From March 26 this year to June 30, 2017, Sasol Gas would have to provide Nersa with quarterly updates of the prices offered and demonstrate compliance with the price differentiation as contemplated in Section 22 of the Gas Act.

Teljeur noted that Sasol Gas would also have to demonstrate revenue neutrality between yearly revenues based on prevailing prices between March 26 this year to March 25 next year, as well as the forecast revenues for the period based on the approved maximum prices as at 26 March 2014, minus any revenue foregone, owing to the transitional mechanism.

Meanwhile, Nersa also approved Sasol Gas’ piped-gas transmission tariffs for the period March 26, 2014 to June 30, 2015.

The tariff was divided into two tariff periods aligned with the end of the special regulatory dispensation period and Sasol Gas’ financial year. The first tariff period was, therefore, defined to be from March 26 to June 30, 2014, while the second tariff period was from July 1, 2014 to June 30, 2015.

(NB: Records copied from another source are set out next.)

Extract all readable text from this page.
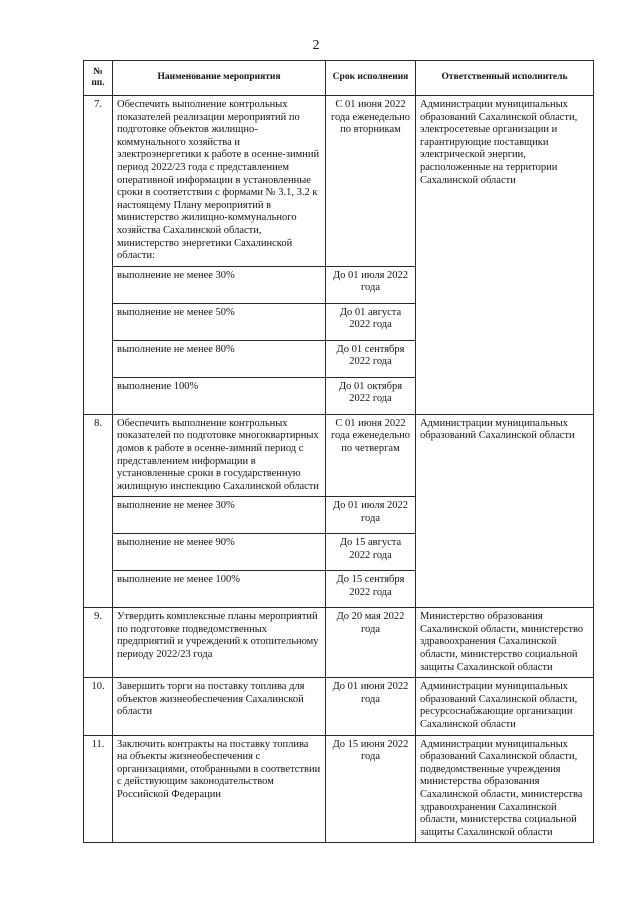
2
№ пп.	Наименование мероприятия	Срок исполнения	Ответственный исполнитель
7.	Обеспечить выполнение контрольных показателей реализации мероприятий по подготовке объектов жилищно-коммунального хозяйства и электроэнергетики к работе в осенне-зимний период 2022/23 года с представлением оперативной информации в установленные сроки в соответствии с формами № 3.1, 3.2 к настоящему Плану мероприятий в министерство жилищно-коммунального хозяйства Сахалинской области, министерство энергетики Сахалинской области:	С 01 июня 2022 года еженедельно по вторникам	Администрации муниципальных образований Сахалинской области, электросетевые организации и гарантирующие поставщики электрической энергии, расположенные на территории Сахалинской области
	выполнение не менее 30%	До 01 июля 2022 года	
	выполнение не менее 50%	До 01 августа 2022 года	
	выполнение не менее 80%	До 01 сентября 2022 года	
	выполнение 100%	До 01 октября 2022 года	
8.	Обеспечить выполнение контрольных показателей по подготовке многоквартирных домов к работе в осенне-зимний период с представлением информации в установленные сроки в государственную жилищную инспекцию Сахалинской области	С 01 июня 2022 года еженедельно по четвергам	Администрации муниципальных образований Сахалинской области
	выполнение не менее 30%	До 01 июля 2022 года	
	выполнение не менее 90%	До 15 августа 2022 года	
	выполнение не менее 100%	До 15 сентября 2022 года	
9.	Утвердить комплексные планы мероприятий по подготовке подведомственных предприятий и учреждений к отопительному периоду 2022/23 года	До 20 мая 2022 года	Министерство образования Сахалинской области, министерство здравоохранения Сахалинской области, министерство социальной защиты Сахалинской области
10.	Завершить торги на поставку топлива для объектов жизнеобеспечения Сахалинской области	До 01 июня 2022 года	Администрации муниципальных образований Сахалинской области, ресурсоснабжающие организации Сахалинской области
11.	Заключить контракты на поставку топлива на объекты жизнеобеспечения с организациями, отобранными в соответствии с действующим законодательством Российской Федерации	До 15 июня 2022 года	Администрации муниципальных образований Сахалинской области, подведомственные учреждения министерства образования Сахалинской области, министерства здравоохранения Сахалинской области, министерства социальной защиты Сахалинской области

Sasol Gas applied for a tariff for three zones in its transmission pipeline network, with one tariff applicable to each zone. Zone 1 refers to the Secunda–Gauteng–Sasolburg network, Zone 2 to the Witbank–Middelburg network and Zone 3 to the KwaZulu-Natal network.

For Zone 1, a transmission tariff of R5.09/GJ was approved for the first tariff period, which would increase to R5.13/GJ during the second tariff period.

In Zone 2, R14.20/GJ was approved for the initial period, but this would go down to R13.36 the second phase.

Further, customers would pay R5.61/GJ in Zone 3 during the first tariff period, which would grow to R5.95 in the second tariff period.

Looking ahead, Teljeur noted that shale gas could have bearing on South Africa’s gas transmission systems, but that this might only become commercially viable in a few years’ time.